I want the compiler to infer the type T as
{
count: number,
increment: () => void,
}
However, due to the presence of the increment property in the return type of factory, the compiler is unable to infer the type T and instead assigns unknown as the type. This results in two compiler errors:
'state' is of type 'unknown'.
'inferred' is of type 'unknown'.
If you remove the increment property, then it works fine:
function inferTest<T>(factory: (setter: (setterFn: (arg: NoInfer<T>) => NoInfer<T>) => void) => T) {
return factory(null!);
}
const inferred = inferTest(() => ({
count: 0
}));
console.log(inferred.count);
I'm curious why making use of the setter argument in the definition of factory causes the compiler to give up on inference, especially considering the presence of the NoInfer type used on all but one of the appearances of T. Does anyone know what is happening here?

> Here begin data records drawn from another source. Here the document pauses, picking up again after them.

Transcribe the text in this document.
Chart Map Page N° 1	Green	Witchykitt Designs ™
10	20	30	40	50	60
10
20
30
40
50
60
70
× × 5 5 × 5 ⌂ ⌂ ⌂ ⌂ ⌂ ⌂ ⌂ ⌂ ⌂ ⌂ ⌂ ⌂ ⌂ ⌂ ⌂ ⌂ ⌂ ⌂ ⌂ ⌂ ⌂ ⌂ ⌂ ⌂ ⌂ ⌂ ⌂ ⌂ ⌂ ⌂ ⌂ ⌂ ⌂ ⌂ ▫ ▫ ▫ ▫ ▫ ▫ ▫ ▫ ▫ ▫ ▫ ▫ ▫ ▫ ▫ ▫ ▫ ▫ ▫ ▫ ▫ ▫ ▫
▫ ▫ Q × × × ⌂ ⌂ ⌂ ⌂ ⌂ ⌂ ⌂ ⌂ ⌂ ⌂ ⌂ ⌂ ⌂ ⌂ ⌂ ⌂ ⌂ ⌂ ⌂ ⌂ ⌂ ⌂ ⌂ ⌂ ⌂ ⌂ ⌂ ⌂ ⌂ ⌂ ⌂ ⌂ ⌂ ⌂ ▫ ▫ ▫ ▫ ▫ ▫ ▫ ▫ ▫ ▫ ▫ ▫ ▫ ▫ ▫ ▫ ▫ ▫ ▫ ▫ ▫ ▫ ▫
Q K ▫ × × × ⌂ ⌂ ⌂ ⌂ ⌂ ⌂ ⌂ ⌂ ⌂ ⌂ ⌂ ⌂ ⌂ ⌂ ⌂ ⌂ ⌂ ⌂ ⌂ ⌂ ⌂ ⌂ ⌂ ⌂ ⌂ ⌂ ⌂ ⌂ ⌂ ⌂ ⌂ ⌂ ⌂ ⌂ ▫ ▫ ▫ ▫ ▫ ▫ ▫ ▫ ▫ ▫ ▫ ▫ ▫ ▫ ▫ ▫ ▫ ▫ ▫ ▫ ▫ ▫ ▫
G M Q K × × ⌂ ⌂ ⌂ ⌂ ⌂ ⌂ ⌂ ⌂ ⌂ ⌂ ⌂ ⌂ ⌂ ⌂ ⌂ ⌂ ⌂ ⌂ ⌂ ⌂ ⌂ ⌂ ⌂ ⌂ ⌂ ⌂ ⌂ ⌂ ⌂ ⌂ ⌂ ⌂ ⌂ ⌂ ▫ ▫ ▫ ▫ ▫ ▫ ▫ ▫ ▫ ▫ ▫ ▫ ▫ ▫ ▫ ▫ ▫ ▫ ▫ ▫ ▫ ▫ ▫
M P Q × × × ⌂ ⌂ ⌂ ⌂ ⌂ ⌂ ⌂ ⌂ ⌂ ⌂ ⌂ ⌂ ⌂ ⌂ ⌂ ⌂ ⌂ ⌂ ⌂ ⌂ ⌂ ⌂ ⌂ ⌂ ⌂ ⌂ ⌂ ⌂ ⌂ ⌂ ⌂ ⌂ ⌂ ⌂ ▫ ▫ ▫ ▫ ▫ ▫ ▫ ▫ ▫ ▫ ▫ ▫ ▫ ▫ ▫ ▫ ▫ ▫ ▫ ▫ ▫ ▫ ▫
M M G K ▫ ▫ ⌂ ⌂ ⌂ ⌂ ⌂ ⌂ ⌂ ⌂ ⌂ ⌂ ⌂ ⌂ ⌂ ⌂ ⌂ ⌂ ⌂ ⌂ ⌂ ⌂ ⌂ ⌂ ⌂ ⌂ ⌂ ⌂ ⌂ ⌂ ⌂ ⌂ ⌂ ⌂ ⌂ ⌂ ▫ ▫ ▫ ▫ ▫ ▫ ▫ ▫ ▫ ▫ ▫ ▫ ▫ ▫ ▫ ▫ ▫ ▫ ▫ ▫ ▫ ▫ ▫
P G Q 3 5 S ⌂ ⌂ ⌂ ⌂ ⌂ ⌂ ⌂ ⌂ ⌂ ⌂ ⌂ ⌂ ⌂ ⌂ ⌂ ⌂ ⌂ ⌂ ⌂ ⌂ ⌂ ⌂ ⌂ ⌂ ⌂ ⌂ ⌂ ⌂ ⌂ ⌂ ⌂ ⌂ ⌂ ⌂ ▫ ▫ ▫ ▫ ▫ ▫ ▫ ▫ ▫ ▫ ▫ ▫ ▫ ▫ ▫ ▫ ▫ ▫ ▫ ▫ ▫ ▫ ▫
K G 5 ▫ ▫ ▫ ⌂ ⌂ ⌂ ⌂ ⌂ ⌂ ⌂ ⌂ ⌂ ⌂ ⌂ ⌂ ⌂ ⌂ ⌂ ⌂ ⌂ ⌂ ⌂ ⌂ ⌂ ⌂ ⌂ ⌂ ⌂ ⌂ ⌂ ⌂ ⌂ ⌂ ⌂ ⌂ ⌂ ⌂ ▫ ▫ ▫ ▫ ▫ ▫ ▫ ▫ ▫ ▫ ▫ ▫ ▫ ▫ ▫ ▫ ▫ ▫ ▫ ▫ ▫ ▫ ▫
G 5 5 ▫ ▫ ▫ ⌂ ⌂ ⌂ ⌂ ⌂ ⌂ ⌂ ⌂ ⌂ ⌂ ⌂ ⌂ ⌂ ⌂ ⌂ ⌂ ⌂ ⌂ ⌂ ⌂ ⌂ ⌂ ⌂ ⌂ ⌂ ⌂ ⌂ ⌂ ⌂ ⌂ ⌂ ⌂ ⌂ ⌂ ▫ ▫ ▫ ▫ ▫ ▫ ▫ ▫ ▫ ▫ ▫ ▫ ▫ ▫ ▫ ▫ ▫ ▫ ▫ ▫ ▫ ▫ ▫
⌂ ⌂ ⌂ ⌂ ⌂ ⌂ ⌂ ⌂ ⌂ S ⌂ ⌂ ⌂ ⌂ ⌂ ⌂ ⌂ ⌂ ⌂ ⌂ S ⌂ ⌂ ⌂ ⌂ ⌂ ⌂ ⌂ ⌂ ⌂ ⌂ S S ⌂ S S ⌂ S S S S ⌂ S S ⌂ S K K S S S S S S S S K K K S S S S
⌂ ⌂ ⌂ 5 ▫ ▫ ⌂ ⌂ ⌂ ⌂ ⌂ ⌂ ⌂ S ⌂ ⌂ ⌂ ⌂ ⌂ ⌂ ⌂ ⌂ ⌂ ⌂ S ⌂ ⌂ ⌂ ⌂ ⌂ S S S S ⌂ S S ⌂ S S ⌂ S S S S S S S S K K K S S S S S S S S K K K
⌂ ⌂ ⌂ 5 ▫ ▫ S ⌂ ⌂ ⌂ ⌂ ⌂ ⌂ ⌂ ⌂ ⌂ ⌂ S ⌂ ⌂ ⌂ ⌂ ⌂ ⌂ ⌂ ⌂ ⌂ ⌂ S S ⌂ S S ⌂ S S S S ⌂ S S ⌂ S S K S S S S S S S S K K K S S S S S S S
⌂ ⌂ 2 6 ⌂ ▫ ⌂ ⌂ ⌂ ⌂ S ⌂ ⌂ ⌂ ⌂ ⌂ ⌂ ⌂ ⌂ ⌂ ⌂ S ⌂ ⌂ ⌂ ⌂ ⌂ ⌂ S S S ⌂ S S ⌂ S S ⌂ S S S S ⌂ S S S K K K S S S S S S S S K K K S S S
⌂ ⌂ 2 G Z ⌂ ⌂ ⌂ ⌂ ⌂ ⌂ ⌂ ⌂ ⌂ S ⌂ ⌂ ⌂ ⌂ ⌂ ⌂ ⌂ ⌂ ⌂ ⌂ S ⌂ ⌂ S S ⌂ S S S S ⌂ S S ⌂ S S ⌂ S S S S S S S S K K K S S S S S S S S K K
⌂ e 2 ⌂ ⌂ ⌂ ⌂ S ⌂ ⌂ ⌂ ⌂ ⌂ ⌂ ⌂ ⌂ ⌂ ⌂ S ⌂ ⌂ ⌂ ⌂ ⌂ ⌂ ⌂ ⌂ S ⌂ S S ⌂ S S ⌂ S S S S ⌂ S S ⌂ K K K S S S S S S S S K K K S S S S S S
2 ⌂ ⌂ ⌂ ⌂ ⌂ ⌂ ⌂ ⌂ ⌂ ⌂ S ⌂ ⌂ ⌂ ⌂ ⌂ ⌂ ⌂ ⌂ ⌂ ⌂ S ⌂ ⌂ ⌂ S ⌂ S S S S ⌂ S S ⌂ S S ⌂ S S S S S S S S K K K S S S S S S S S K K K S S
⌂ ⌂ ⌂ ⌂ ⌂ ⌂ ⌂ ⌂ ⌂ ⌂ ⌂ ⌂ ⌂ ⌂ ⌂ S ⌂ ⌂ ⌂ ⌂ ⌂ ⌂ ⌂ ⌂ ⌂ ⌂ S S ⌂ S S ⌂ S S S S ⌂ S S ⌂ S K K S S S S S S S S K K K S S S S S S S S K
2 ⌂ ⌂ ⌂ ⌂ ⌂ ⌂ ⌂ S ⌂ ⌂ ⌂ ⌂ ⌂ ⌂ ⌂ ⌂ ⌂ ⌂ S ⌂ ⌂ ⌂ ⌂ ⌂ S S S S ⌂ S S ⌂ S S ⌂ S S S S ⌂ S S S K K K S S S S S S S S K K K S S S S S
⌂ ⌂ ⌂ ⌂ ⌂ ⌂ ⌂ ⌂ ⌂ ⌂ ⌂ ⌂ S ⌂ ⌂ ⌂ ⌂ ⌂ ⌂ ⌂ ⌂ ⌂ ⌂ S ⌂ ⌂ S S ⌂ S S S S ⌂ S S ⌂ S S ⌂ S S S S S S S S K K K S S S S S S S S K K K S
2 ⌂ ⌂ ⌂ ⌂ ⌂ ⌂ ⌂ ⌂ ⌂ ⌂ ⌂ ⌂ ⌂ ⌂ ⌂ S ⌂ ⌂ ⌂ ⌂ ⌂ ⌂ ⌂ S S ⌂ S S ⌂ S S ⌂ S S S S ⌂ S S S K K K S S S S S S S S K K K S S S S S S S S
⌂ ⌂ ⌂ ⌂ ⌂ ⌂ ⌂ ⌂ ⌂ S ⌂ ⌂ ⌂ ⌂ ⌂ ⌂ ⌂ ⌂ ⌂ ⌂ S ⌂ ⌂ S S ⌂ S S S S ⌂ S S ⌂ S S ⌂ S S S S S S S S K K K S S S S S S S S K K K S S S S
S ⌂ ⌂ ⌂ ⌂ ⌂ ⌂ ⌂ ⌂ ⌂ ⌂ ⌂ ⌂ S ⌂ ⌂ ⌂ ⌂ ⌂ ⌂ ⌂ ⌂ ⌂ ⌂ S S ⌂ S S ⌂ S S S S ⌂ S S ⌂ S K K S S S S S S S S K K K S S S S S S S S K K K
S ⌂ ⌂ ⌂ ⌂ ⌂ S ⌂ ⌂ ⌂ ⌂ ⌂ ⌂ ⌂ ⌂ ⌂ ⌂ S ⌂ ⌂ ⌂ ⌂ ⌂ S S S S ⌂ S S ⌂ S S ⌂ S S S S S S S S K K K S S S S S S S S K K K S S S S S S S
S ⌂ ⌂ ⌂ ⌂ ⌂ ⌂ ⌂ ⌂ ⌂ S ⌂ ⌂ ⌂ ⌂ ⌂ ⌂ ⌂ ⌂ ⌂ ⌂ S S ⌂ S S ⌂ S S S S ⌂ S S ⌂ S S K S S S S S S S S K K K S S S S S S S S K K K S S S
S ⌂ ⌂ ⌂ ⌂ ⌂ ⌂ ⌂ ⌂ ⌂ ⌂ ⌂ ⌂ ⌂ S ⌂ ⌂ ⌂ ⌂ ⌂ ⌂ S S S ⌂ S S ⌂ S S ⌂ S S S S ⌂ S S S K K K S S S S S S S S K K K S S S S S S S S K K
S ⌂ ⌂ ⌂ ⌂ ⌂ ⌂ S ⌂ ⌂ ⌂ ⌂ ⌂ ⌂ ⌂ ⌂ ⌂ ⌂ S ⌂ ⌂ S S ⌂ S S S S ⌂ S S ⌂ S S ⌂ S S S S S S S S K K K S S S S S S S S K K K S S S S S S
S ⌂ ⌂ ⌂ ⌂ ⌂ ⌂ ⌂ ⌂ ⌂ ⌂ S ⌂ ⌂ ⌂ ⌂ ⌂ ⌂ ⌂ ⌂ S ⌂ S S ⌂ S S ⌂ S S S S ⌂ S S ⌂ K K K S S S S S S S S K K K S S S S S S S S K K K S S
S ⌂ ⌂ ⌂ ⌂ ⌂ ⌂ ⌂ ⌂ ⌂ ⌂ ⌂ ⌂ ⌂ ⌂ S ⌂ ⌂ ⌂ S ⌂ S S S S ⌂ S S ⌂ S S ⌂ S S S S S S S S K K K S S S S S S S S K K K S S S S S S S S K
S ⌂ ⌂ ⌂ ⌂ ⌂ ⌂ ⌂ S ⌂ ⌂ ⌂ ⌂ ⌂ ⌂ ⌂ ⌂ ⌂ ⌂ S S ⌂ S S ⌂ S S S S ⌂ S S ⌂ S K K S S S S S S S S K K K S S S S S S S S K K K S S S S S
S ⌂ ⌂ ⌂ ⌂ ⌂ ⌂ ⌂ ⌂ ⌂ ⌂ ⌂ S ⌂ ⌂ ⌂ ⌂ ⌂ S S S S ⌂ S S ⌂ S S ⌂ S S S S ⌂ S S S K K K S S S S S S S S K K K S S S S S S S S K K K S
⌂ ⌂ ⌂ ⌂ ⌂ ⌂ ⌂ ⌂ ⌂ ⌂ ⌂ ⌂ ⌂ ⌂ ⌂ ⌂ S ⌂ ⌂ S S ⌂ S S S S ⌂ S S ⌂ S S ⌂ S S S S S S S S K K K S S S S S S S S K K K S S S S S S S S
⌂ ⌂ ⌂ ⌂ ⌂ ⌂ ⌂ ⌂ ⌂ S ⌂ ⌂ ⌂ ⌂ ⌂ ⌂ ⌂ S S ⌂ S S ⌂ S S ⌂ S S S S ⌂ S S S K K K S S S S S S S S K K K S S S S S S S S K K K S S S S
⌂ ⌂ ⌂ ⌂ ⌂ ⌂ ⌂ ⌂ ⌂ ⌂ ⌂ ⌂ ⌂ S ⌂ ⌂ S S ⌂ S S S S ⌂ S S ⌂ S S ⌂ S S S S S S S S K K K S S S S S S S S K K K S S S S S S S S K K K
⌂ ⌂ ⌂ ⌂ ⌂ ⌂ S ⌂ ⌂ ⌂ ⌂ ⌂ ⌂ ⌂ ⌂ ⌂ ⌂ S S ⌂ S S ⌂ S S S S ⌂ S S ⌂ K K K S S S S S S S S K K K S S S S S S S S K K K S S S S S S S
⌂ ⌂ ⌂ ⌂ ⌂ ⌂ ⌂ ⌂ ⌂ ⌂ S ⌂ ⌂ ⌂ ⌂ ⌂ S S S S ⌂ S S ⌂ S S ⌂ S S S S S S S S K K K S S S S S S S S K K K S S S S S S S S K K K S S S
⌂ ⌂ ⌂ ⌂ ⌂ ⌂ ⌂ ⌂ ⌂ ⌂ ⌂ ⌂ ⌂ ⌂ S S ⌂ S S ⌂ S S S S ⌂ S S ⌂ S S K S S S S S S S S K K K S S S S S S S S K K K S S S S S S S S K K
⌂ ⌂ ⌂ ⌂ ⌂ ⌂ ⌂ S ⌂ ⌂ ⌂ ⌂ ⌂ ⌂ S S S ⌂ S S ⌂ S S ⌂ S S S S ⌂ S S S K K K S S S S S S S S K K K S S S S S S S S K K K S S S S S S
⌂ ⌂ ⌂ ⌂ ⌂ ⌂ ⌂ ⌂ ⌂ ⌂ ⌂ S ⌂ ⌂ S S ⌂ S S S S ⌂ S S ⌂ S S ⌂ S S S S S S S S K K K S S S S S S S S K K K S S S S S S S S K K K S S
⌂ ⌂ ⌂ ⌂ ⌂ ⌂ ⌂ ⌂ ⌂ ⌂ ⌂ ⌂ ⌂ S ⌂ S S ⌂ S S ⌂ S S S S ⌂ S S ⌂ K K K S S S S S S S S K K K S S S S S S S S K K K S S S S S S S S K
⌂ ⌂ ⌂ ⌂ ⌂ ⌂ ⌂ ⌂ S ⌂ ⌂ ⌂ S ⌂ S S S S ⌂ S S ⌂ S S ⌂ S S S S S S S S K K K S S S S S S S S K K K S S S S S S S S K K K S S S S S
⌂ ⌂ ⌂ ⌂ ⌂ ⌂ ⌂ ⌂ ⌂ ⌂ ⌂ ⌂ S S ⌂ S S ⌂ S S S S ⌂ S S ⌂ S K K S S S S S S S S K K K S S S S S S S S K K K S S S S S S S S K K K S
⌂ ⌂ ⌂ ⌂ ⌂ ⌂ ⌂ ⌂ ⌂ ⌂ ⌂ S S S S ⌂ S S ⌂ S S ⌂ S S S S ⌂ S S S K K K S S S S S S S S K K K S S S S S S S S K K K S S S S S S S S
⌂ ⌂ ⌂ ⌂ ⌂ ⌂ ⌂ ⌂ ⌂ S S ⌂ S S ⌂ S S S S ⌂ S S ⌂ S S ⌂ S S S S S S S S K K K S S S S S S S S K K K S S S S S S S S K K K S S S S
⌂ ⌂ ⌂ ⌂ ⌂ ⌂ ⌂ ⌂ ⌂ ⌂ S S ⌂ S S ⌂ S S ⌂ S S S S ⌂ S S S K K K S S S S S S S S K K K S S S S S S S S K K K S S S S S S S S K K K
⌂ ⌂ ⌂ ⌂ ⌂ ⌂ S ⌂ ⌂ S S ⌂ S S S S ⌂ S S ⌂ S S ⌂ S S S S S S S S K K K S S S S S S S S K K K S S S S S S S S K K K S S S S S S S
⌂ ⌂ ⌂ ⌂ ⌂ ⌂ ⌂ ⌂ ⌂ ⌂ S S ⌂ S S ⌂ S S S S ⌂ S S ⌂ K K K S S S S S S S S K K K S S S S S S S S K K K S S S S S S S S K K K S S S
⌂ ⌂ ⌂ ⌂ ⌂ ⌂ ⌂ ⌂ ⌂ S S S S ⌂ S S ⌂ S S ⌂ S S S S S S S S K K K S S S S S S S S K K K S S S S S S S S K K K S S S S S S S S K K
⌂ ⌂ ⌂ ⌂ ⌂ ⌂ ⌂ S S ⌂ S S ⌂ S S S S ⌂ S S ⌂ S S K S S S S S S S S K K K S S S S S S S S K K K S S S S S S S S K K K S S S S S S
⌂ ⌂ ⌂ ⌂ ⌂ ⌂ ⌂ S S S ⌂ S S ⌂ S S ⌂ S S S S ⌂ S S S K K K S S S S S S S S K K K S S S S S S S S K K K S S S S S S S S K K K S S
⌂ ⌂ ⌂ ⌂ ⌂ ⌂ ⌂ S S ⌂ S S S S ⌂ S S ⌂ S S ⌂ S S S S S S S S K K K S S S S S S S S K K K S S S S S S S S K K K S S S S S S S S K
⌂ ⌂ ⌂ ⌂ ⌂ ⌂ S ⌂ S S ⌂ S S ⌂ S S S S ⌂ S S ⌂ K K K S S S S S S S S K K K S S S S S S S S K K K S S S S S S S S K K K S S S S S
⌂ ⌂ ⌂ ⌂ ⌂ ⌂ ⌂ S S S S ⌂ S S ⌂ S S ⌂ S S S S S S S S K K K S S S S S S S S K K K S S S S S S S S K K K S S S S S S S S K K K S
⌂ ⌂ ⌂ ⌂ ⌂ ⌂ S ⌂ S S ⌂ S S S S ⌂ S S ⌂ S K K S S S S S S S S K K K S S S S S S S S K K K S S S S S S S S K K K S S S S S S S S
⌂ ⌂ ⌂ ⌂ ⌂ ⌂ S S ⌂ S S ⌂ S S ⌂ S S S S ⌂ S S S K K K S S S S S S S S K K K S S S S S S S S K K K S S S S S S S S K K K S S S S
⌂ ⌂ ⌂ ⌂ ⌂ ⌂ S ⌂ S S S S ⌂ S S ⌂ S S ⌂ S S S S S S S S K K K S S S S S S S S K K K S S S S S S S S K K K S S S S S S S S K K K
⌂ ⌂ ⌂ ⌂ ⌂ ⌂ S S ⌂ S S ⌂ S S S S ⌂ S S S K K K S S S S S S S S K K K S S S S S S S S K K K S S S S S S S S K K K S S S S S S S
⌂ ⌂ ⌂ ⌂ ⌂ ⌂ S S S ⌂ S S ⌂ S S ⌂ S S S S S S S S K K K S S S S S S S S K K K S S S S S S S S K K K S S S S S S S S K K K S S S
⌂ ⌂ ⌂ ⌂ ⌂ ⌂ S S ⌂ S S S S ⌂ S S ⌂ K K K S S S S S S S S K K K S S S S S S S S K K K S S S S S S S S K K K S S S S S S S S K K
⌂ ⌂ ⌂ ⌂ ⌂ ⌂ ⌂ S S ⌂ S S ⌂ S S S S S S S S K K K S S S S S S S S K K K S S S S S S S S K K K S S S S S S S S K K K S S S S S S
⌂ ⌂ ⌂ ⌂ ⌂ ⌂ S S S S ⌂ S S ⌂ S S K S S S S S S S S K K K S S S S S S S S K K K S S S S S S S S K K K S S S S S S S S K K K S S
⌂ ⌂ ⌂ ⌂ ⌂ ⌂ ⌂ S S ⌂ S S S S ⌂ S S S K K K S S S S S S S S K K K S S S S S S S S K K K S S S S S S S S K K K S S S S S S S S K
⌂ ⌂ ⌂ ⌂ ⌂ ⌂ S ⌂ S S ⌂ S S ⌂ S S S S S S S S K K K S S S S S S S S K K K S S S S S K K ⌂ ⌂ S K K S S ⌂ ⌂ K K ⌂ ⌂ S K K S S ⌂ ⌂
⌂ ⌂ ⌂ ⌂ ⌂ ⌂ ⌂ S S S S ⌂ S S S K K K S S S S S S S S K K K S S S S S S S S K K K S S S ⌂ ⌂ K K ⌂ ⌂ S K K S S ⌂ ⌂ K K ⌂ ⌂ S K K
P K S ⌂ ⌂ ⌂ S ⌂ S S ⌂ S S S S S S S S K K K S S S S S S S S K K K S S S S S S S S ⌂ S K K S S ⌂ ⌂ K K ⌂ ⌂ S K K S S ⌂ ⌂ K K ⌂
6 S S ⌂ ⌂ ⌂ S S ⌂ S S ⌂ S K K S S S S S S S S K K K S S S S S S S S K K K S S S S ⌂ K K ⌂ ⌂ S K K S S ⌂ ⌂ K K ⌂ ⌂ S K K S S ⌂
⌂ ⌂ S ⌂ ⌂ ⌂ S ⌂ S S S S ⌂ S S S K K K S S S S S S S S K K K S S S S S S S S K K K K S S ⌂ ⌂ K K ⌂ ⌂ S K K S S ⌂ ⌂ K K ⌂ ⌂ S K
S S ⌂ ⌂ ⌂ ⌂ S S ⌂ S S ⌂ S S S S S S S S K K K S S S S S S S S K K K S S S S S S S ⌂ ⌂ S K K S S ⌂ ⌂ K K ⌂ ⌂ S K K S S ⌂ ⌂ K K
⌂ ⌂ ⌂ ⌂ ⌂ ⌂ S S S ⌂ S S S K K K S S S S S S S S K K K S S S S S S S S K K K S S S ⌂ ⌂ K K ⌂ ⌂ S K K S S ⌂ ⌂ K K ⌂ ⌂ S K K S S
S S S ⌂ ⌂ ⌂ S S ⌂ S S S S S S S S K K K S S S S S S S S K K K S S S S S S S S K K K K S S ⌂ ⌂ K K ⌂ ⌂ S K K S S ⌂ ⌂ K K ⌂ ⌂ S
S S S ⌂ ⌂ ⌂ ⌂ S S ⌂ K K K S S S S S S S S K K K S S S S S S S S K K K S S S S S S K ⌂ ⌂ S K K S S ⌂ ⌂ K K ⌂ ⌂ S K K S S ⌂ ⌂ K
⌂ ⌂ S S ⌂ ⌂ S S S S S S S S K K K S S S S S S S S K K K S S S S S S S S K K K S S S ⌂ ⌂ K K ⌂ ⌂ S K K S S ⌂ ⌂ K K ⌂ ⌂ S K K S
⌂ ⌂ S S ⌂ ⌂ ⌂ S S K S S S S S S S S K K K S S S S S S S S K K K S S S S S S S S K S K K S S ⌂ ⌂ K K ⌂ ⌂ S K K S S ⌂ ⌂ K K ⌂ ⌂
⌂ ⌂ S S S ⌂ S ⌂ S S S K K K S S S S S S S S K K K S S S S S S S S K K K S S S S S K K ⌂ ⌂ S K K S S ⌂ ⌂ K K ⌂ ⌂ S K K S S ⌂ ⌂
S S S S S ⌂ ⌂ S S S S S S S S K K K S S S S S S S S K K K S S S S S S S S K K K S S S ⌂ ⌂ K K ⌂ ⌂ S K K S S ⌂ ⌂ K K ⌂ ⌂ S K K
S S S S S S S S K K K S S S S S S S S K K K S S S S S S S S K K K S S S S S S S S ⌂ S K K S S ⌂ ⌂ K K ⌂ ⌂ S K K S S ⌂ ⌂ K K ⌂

The NoInfer<T> utility type isn't doing anything here and isn't meant for this purpose. If you write a generic function and TypeScript infers the type argument from a place you don't want it to, you can use NoInfer to block that inference. But in the following code:
function inferTest<T>(factory: (setter: (setterFn: (arg: T) => T) => void) => T) {
return factory(null!);
}
const inferred = inferTest((setter) => ({
count: 0,
increment: () => setter(state => ({ count: state.count + 1 }))
}));
// function inferTest<unknown>(
// factory: (setter: (setterFn: (arg: unknown) => unknown) => void) => unknown
// ): unknown
inference for T completely fails and the type argument falls back to the unknown type. Adding NoInfer isn't going to change or improve this.
The reason inference fails is because your callbacks are context-dependent. You haven't annotated setter or state. TypeScript tends to defer inference of context-dependent functions until after it knows the generic type argument. But of course that type argument depends on the type of the function. TypeScript sees this as circular and can't proceed. You're hoping that the compiler can see just the count part of the return type without needing to know about the increment part. But it doesn't really work that way; TypeScript doesn't know how to do "full unification" as described in microsoft/TypeScript#30134. Instead it uses a heuristic-driven algorithm that works for a wide variety of situations and particularly works well for half-written code.
The general problem of TypeScript being unable to infer both contextual types and generic type arguments that seem to depend on each other is described in microsoft/TypeScript#47599. There has been improvement here, such as that implemented in microsoft/TypeScript#48538. But there continue to be and will always be unsupported cases. I suspect the reason yours doesn't work as written is because you have nested contextual callbacks.
Maybe your code will be supported as-is in some future version of TypeScript. In the meantime, the disappointing general advice here is that when inference doesn't do what you like, manually annotate and specify types. Or refactor your code so that inference can happen in a non-circular way (sometimes people can make builders so that instead of a single self-referencing object, they can incrementally build it up). For your code it's probably best to just define a type for { count: number, increment: () => void } and manually specify T as that type:
interface MyType {
count: number;
increment(): void;
}
inferTest<MyType>((setter) => ({
count: 0,
increment: () => setter(state => (
{
count: state.count + 1,
increment() { } // <-- you forgot this
}))
}));
In any case, NoInfer<T> won't do anything useful for this situation. All it does is block unwanted inference, which could possibly allow some other inference to happen. But if there's no inference, then there's nothing to block. There's no PleaseInfer<T> type (and it's not clear how such a thing would be implemented in a way that would actually deal with microsoft/TypeScript#47599, as opposed to just failing there also).